THE BRITISH arrived in early September. If they had swept in immediately after the news of Japan’s surrender the impact of their return might not have been so forceful and memorable. To Philippa it was like waiting for Vicky to get back when she was late. Not that they doubted the British would come. It was a sort of impatience that made a homecoming more wonderful.
Many things seemed to happen at once although they came in succession. The Sime Road civilian POW gates being thrown open, the strange vehicles they called jeeps running down the streets. Pictures of aeroplanes without propellers. Amphibious vehicles they called DUCKS along the roads. Dehydrated vegetables. Dehydrated egg powder. The greatest thing to Catty was Radio SEAC. A flood of old tunes and new kinds of music. The Inkspots. The voice of Vera Lynn, the Forces sweetheart. Charlie Kunz. Girls in brief swimsuits in every issue of that Forces paper whose name Philippa could never remember. Blighty? SEAC? Reveille?
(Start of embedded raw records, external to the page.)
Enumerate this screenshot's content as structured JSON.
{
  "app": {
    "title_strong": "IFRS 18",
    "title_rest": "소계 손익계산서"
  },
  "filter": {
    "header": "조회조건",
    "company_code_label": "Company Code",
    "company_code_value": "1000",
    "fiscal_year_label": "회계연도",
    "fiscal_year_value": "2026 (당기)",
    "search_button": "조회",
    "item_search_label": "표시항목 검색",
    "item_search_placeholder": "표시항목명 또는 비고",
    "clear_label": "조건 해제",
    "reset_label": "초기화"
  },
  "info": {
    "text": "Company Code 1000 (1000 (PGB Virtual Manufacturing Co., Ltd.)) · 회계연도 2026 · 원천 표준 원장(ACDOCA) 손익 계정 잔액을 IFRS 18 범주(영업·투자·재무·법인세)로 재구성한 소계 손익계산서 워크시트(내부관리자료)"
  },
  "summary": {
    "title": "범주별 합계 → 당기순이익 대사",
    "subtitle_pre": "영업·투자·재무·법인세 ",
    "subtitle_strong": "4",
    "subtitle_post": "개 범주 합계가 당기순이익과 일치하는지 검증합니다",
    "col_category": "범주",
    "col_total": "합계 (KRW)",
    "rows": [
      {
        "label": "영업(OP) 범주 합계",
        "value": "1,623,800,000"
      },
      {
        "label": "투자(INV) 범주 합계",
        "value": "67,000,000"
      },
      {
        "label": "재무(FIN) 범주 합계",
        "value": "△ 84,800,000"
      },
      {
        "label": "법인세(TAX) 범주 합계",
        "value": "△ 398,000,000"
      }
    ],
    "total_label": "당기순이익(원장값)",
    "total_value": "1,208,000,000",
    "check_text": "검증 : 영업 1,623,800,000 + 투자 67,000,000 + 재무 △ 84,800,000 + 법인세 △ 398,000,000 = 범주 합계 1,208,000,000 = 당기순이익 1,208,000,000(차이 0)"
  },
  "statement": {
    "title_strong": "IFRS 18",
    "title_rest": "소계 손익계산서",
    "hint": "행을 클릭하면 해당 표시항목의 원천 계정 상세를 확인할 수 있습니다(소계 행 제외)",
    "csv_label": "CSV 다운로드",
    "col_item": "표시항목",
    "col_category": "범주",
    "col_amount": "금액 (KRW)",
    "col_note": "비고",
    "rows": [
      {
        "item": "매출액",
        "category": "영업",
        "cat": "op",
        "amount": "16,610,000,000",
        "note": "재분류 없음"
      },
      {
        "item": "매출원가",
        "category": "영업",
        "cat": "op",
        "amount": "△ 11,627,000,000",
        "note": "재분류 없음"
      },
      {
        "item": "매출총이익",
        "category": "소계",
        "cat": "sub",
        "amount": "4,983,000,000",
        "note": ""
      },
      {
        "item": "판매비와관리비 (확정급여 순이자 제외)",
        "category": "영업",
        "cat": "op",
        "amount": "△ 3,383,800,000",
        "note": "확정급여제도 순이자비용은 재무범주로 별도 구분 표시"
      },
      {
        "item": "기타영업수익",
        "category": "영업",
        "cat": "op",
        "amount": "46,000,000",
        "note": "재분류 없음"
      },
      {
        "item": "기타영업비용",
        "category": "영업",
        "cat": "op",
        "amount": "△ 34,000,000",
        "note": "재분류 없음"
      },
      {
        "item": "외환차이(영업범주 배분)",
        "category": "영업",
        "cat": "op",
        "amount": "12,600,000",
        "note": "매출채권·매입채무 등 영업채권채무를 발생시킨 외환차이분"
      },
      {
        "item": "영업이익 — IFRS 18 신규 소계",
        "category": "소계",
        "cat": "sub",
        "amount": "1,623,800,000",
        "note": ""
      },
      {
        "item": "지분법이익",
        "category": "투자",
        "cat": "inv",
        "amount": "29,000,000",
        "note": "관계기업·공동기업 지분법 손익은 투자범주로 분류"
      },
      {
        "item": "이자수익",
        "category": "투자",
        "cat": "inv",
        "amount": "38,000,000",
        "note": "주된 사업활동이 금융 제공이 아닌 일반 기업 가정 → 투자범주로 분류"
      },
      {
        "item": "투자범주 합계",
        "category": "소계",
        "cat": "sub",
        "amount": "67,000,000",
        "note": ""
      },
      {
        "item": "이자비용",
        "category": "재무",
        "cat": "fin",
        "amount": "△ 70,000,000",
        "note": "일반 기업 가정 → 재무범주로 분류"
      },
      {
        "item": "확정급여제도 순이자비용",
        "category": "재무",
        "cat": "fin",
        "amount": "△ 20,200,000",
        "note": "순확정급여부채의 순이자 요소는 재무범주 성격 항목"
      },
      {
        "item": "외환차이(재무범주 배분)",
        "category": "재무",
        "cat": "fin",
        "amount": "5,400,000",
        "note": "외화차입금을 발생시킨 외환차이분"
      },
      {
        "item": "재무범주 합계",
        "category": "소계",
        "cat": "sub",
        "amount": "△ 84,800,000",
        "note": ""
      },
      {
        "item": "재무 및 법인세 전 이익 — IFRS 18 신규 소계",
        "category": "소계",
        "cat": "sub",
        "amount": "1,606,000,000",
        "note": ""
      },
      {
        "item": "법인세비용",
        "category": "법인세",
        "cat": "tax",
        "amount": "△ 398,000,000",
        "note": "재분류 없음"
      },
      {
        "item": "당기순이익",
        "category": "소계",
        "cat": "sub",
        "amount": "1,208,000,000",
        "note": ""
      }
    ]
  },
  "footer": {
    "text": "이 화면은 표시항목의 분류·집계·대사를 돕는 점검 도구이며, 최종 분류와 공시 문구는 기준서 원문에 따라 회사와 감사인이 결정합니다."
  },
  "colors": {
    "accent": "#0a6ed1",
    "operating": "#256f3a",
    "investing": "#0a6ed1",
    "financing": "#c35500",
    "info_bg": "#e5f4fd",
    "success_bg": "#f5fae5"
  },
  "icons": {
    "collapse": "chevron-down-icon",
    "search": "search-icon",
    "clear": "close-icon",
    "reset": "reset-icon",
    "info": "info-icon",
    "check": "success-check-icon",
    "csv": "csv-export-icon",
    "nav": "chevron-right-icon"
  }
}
The good and the bad kept tumbling out of the air to crash down on top of them. They had to catch up with three and a half years of lost time and switch to scenes absent from the prewar stage, unfamiliar and unexpected.
Perhaps the hardest was that the Japanese ‘Banana’ currency had absolutely no value. It didn’t hit the Rosarios too badly. They had been living from hand to mouth. Most of Philippa’s meagre teacher’s pay went to Ma to run the household.
Ugly rumours of personal and communal vengeance erupted here and there. Someone whispered to Adam that the Chinese had beaten up a household of Malays near the Pereras’ place at Niven Road.
Almost as soon as the British arrived they put up an exhibition of the German camps for Jews near the Capitol cinema. Belsen. Philippa went. It hit her deep in her very core and dropped her into a pit of depression. Stories of tortures of the Japanese Kempeitai, the Military Police, churned her stomach but that camps like Belsen were planned to eradicate a whole race (she thought of the Jews as a race then, not a religious group), in a strange way made the Japanese tortures less horrific. Philippa didn’t know if it was because she saw the Japanese as only half civilised that she could forgive them, while the Germans to her were a fully civilised nation. White. White people massacring white people.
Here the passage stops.